Toleration of torture and arbitrary detention has been likened to a "cancer of democracy" in a book of the same title by Pierre Vidal-Naquet, which begins to undermine all other aspects of a state's legitimacy. On the 20th anniversary of the coming into force of the United Nations Convention against Torture, Philip Hensher writes "Civilization is at once compromised if, in defense of other freedoms, it decides to regress, to accept the possibility of torture as it is seen in the movies."
In law enforcement, one perceived argument is the necessity of force to extract information from a suspect when regular interrogation yields no results and time is of the essence, as can be seen in the most frequently cited theoretical example is the "ticking time bomb" scenario, where a known terrorist has planted a nuclear bomb. In such circumstances, it has been argued, that not to use torture would be wrong, and by others that using torture would change society in a manner which would be worse.
The obvious rebuttal to this stance is that no such scenario has ever existed. In addition, those situations resembling such a case were resolved without the need to torture any suspect. Furthermore, it is asked whether torture would be limited to suspects, or whether one could torture the family and friends of this detainee to make him compliant.
Supporters cite cases where torture has worked: In the case of Magnus Gäfgen, who was suspected of kidnapping 11-year-old Jakob von Metzler and arrested in October 2002 by German police, police surveillance had observed Gäfgen pick up a €1 million ransom demanded from the von Metzler family and proceed to go on a spending spree. After the ransom was paid, the boy was not released. Fearing for the boy's safety Frankfurt's deputy police chief, Wolfgang Daschner, had Gäfgen arrested and when he would not talk threatened to cause Gäfgen severe pain. Gäfgen told police where he had hidden von Metzler's body. In this case torture was threatened, but not used, to extract information that, in other circumstances, could have saved a boy's life. The ethical question is whether this can ever be justified. Wolfgang Daschner felt that in the circumstances it was justified. German Chancellor Merkel, in an interview on January 9, 2006 in reference to the Metzler case stated "The public debate showed that the overwhelming majority of citizens believed that even in such a case, the end does not justify the means. That is also my position."

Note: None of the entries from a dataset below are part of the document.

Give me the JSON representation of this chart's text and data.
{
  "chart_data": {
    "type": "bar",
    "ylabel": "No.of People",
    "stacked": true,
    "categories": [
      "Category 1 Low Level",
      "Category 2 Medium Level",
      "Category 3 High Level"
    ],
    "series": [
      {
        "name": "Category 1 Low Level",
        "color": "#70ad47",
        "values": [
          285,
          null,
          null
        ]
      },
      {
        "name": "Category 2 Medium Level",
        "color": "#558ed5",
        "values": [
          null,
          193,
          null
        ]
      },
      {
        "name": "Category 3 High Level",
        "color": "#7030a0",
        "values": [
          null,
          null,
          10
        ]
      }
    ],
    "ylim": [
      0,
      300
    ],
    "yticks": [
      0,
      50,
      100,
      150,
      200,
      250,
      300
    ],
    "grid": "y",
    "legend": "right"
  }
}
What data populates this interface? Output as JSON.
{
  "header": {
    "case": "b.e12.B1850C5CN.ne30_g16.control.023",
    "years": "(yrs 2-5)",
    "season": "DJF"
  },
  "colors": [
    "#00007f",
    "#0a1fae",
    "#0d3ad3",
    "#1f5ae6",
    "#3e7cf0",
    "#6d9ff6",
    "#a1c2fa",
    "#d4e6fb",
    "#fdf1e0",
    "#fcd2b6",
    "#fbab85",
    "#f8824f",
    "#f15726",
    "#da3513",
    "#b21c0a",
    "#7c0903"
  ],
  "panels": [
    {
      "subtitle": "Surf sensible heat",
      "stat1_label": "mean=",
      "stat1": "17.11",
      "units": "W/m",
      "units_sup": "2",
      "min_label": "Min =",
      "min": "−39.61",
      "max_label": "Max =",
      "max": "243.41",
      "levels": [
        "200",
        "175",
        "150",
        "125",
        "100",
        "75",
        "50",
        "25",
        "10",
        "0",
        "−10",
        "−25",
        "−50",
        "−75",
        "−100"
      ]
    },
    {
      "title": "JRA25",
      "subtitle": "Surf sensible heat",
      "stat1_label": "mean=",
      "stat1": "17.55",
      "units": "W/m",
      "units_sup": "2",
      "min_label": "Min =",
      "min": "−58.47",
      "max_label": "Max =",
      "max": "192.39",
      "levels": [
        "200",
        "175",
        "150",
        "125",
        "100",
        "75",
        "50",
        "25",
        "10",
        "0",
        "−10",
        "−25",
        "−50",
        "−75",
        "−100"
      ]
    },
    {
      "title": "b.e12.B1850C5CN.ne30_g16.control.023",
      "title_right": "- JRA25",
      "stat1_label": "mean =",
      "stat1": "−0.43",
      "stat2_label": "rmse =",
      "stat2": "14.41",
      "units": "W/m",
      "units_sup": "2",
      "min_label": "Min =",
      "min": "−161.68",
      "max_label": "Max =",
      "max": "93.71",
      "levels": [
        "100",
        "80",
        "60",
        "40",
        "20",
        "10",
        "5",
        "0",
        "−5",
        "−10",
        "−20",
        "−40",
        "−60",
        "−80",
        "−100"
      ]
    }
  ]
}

Opponents, on the other hand, cite cases of rampant abuse: for example, in Chile and Argentina in the 1970s and 1980s thousands of people "disappeared" and were tortured or killed or both.
Beyond that, another reason is that torture fails to elicit the expected information because the subject is saying anything interrogators want to hear to stop the ordeal (or deliberately lies to waste the interrogators' time and make it more likely the bomb will go off), or worse: the detainee is innocent. By adopting a "the ends justifies the means" approach this would allow nine innocent people to be tortured as long as the tenth offered a full confession.
It has been estimated that as few as two dozen of the 600 detainees at Guantanamo had any potential intelligence value, even if it could be obtained from them.